In conclusion, our results all point strongly towards COUP-TFII expression being a key (negative) regulator of steroidogenesis within fetal LC during and after the critical period for masculinization in the rat, and potentially in the human. Thus, lifting of steroidogenic repression by COUP-TFII, rather than direct stimulation of steroidogenesis by paracrine factors, could be the primary LH-independent mechanism responsible for increasing testosterone production to induce masculinization.
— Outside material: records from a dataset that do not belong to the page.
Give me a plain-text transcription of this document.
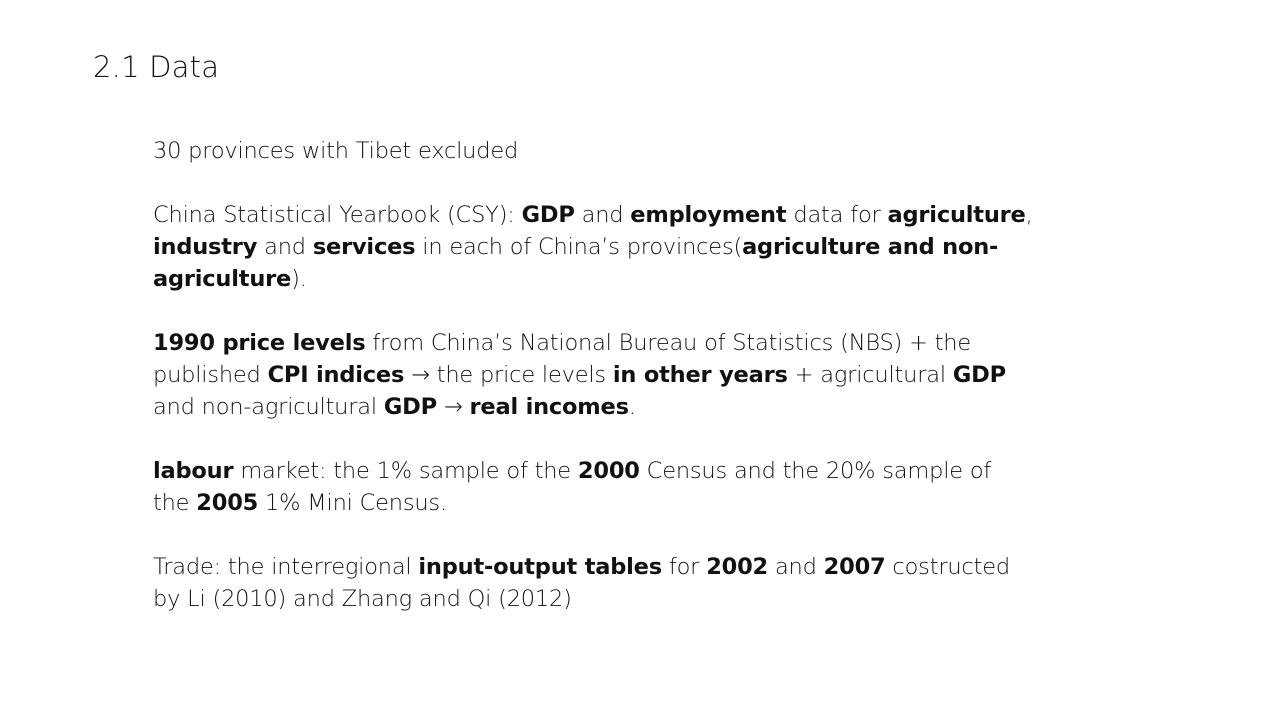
2.1 Data

30 provinces with Tibet excluded

China Statistical Yearbook (CSY): GDP and employment data for agriculture, industry and services in each of China’s provinces(agriculture and non-agriculture).

1990 price levels from China’s National Bureau of Statistics (NBS) + the published CPI indices → the price levels in other years + agricultural GDP and non-agricultural GDP → real incomes.

labour market: the 1% sample of the 2000 Census and the 20% sample of the 2005 1% Mini Census.

Trade: the interregional input-output tables for 2002 and 2007 costructed by Li (2010) and Zhang and Qi (2012)
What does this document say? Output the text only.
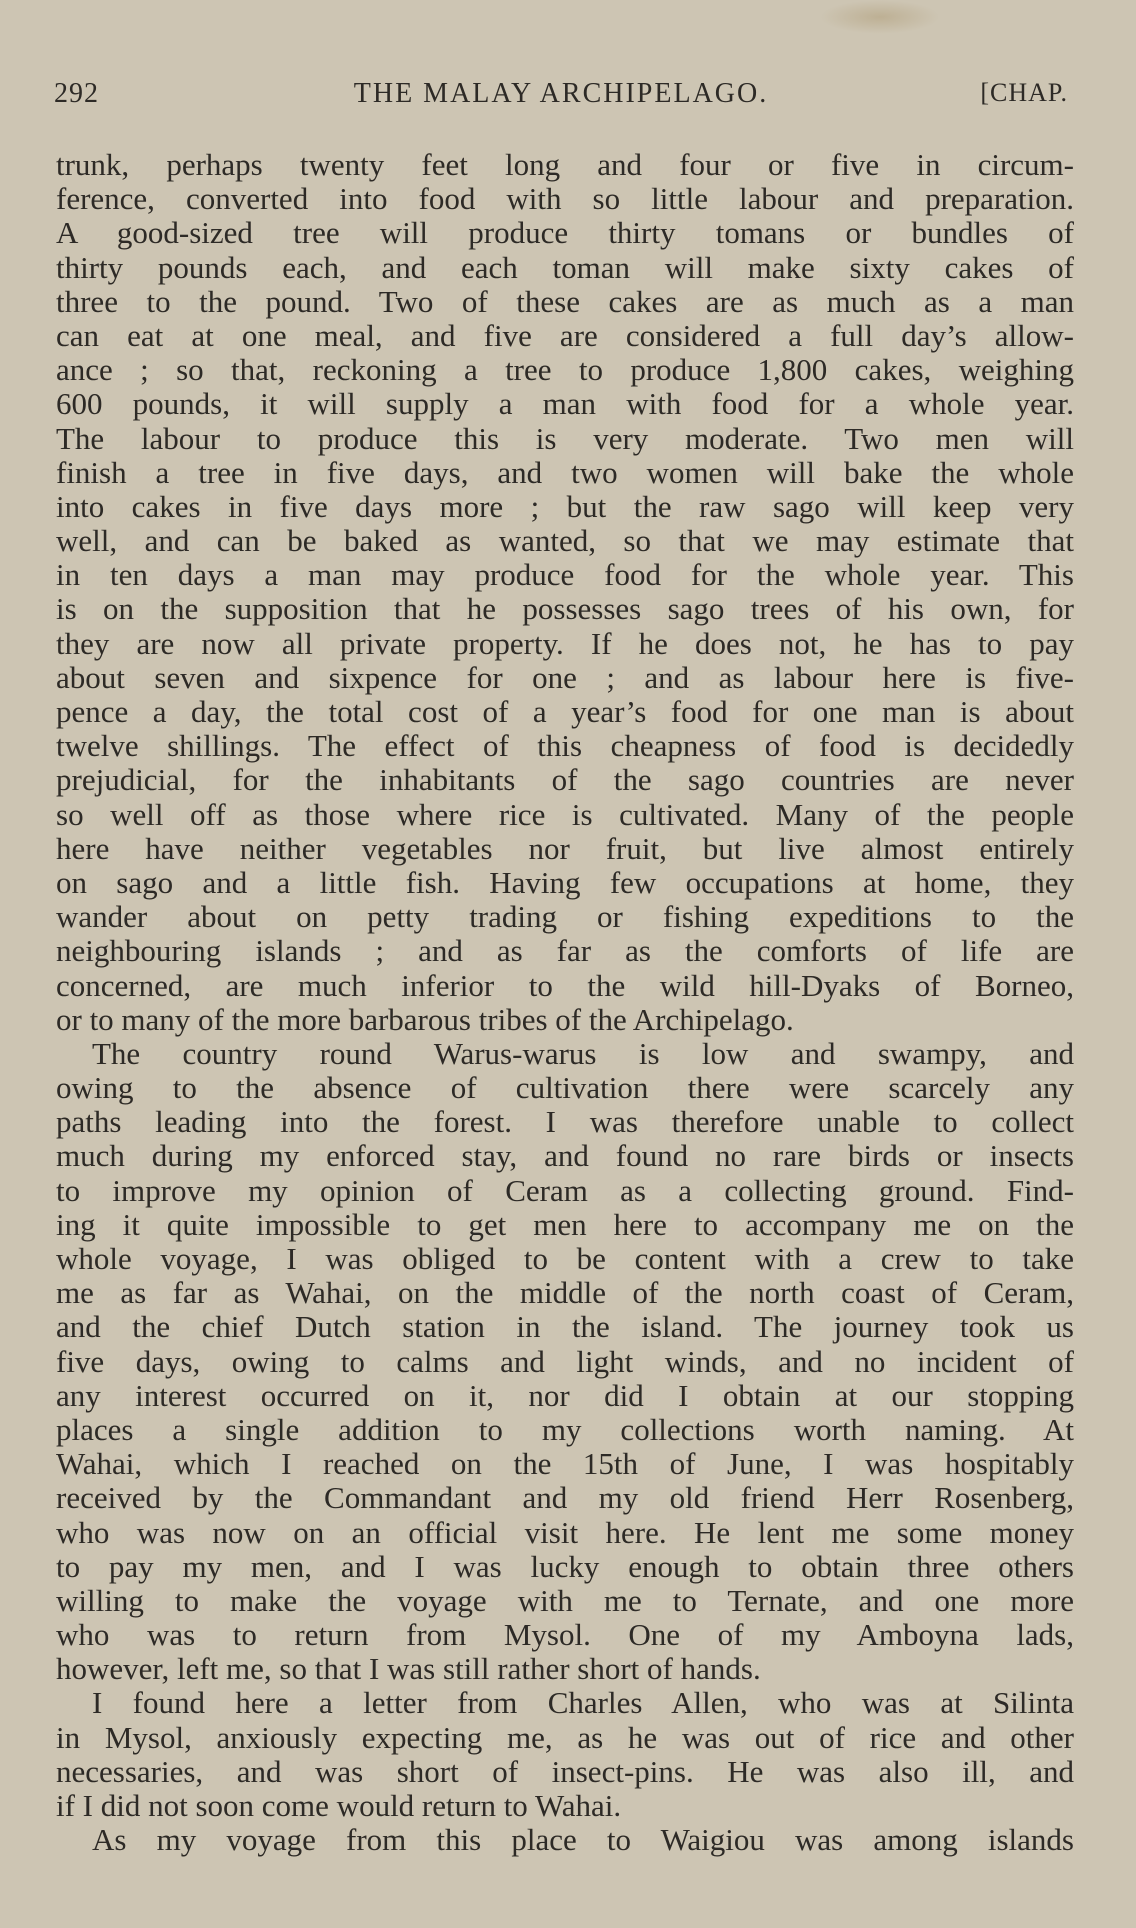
292	THE MALAY ARCHIPELAGO.	[CHAP.
trunk, perhaps twenty feet long and four or five in circum-
ference, converted into food with so little labour and preparation.
A good-sized tree will produce thirty tomans or bundles of
thirty pounds each, and each toman will make sixty cakes of
three to the pound. Two of these cakes are as much as a man
can eat at one meal, and five are considered a full day’s allow-
ance ; so that, reckoning a tree to produce 1,800 cakes, weighing
600 pounds, it will supply a man with food for a whole year.
The labour to produce this is very moderate. Two men will
finish a tree in five days, and two women will bake the whole
into cakes in five days more ; but the raw sago will keep very
well, and can be baked as wanted, so that we may estimate that
in ten days a man may produce food for the whole year. This
is on the supposition that he possesses sago trees of his own, for
they are now all private property. If he does not, he has to pay
about seven and sixpence for one ; and as labour here is five-
pence a day, the total cost of a year’s food for one man is about
twelve shillings. The effect of this cheapness of food is decidedly
prejudicial, for the inhabitants of the sago countries are never
so well off as those where rice is cultivated. Many of the people
here have neither vegetables nor fruit, but live almost entirely
on sago and a little fish. Having few occupations at home, they
wander about on petty trading or fishing expeditions to the
neighbouring islands ; and as far as the comforts of life are
concerned, are much inferior to the wild hill-Dyaks of Borneo,
or to many of the more barbarous tribes of the Archipelago.
The country round Warus-warus is low and swampy, and
owing to the absence of cultivation there were scarcely any
paths leading into the forest. I was therefore unable to collect
much during my enforced stay, and found no rare birds or insects
to improve my opinion of Ceram as a collecting ground. Find-
ing it quite impossible to get men here to accompany me on the
whole voyage, I was obliged to be content with a crew to take
me as far as Wahai, on the middle of the north coast of Ceram,
and the chief Dutch station in the island. The journey took us
five days, owing to calms and light winds, and no incident of
any interest occurred on it, nor did I obtain at our stopping
places a single addition to my collections worth naming. At
Wahai, which I reached on the 15th of June, I was hospitably
received by the Commandant and my old friend Herr Rosenberg,
who was now on an official visit here. He lent me some money
to pay my men, and I was lucky enough to obtain three others
willing to make the voyage with me to Ternate, and one more
who was to return from Mysol. One of my Amboyna lads,
however, left me, so that I was still rather short of hands.
I found here a letter from Charles Allen, who was at Silinta
in Mysol, anxiously expecting me, as he was out of rice and other
necessaries, and was short of insect-pins. He was also ill, and
if I did not soon come would return to Wahai.
As my voyage from this place to Waigiou was among islands
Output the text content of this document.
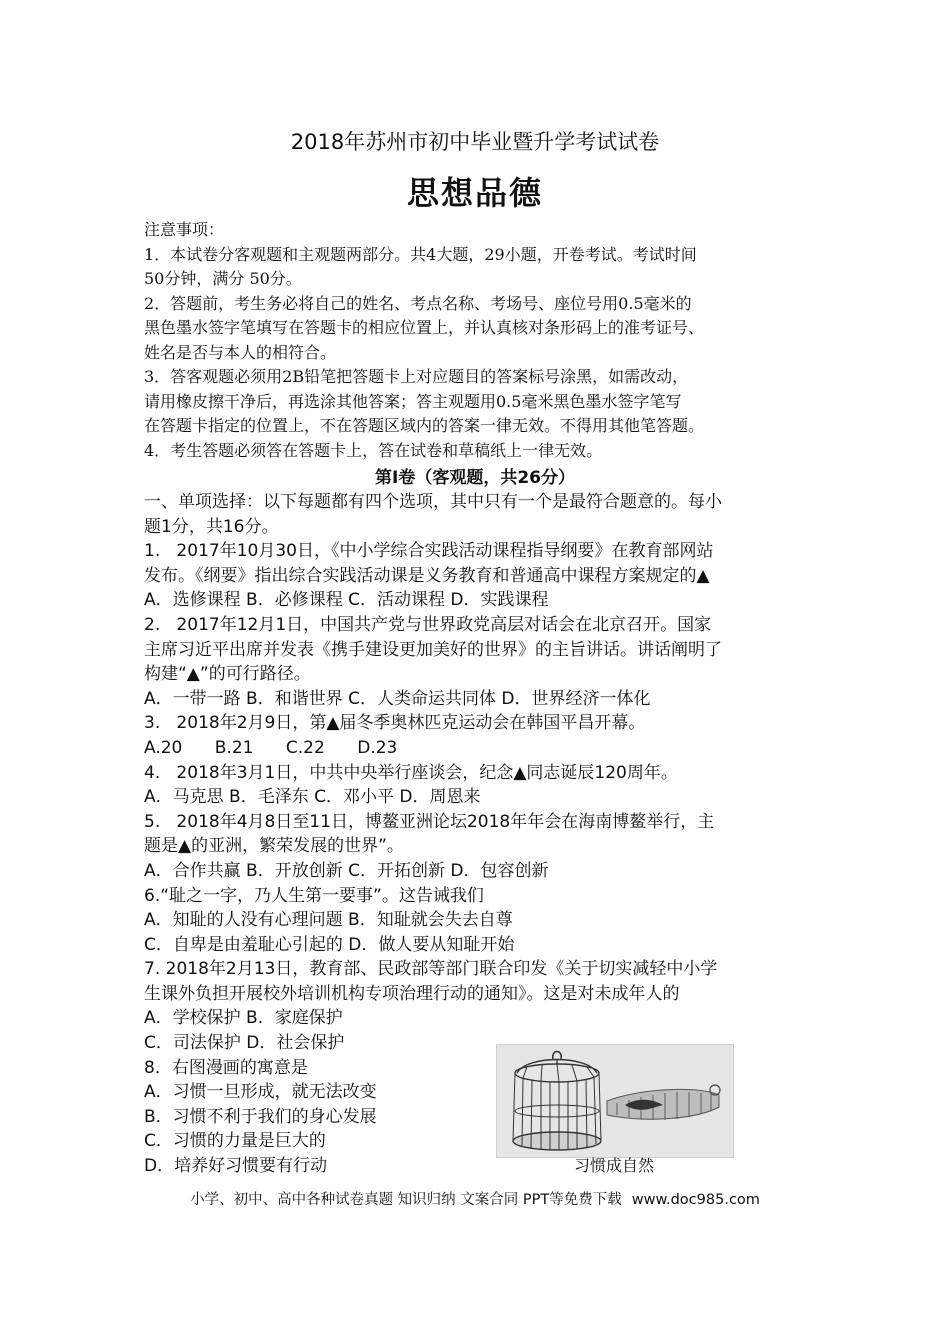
2018年苏州市初中毕业暨升学考试试卷
思想品德

注意事项：

1．本试卷分客观题和主观题两部分。共4大题，29小题，开卷考试。考试时间

50分钟，满分 50分。

2．答题前，考生务必将自己的姓名、考点名称、考场号、座位号用0.5毫米的

黑色墨水签字笔填写在答题卡的相应位置上，并认真核对条形码上的准考证号、

姓名是否与本人的相符合。

3．答客观题必须用2B铅笔把答题卡上对应题目的答案标号涂黑，如需改动，

请用橡皮擦干净后，再选涂其他答案；答主观题用0.5毫米黑色墨水签字笔写

在答题卡指定的位置上，不在答题区域内的答案一律无效。不得用其他笔答题。

4．考生答题必须答在答题卡上，答在试卷和草稿纸上一律无效。

第Ⅰ卷（客观题，共26分）

一、单项选择：以下每题都有四个选项，其中只有一个是最符合题意的。每小

题1分，共16分。

1.   2017年10月30日，《中小学综合实践活动课程指导纲要》在教育部网站

发布。《纲要》指出综合实践活动课是义务教育和普通高中课程方案规定的▲

A．选修课程 B．必修课程 C．活动课程 D．实践课程

2.   2017年12月1日，中国共产党与世界政党高层对话会在北京召开。国家

主席习近平出席并发表《携手建设更加美好的世界》的主旨讲话。讲话阐明了

构建“▲”的可行路径。

A．一带一路 B．和谐世界 C．人类命运共同体 D．世界经济一体化

3.   2018年2月9日，第▲届冬季奥林匹克运动会在韩国平昌开幕。

A.20      B.21      C.22      D.23

4.   2018年3月1日，中共中央举行座谈会，纪念▲同志诞辰120周年。

A．马克思 B．毛泽东 C．邓小平 D．周恩来

5.   2018年4月8日至11日，博鳌亚洲论坛2018年年会在海南博鳌举行，主

题是▲的亚洲，繁荣发展的世界”。

A．合作共赢 B．开放创新 C．开拓创新 D．包容创新

6.“耻之一字，乃人生第一要事”。这告诫我们

A．知耻的人没有心理问题 B．知耻就会失去自尊

C．自卑是由羞耻心引起的 D．做人要从知耻开始

7. 2018年2月13日，教育部、民政部等部门联合印发《关于切实减轻中小学

生课外负担开展校外培训机构专项治理行动的通知》。这是对未成年人的

A．学校保护 B．家庭保护

C．司法保护 D．社会保护

8．右图漫画的寓意是

A．习惯一旦形成，就无法改变

B．习惯不利于我们的身心发展

C．习惯的力量是巨大的

D．培养好习惯要有行动	习惯成自然
小学、初中、高中各种试卷真题 知识归纳 文案合同 PPT等免费下载 www.doc985.com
Perturbation of this novel pathway is clearly linked via our DBP studies in the rat to downstream TDS disorders. We show that this pathway can be impacted by factors other than DBP, for example via the stress hormone axis (glucocorticoids) and by estrogens. We consider it likely that other factors (eg other environmental chemicals) also target this pathway. The present findings suggest new pathways by which lifestyle factors in combination with environmental chemicals could exert adverse effects and lead to TDS disorders.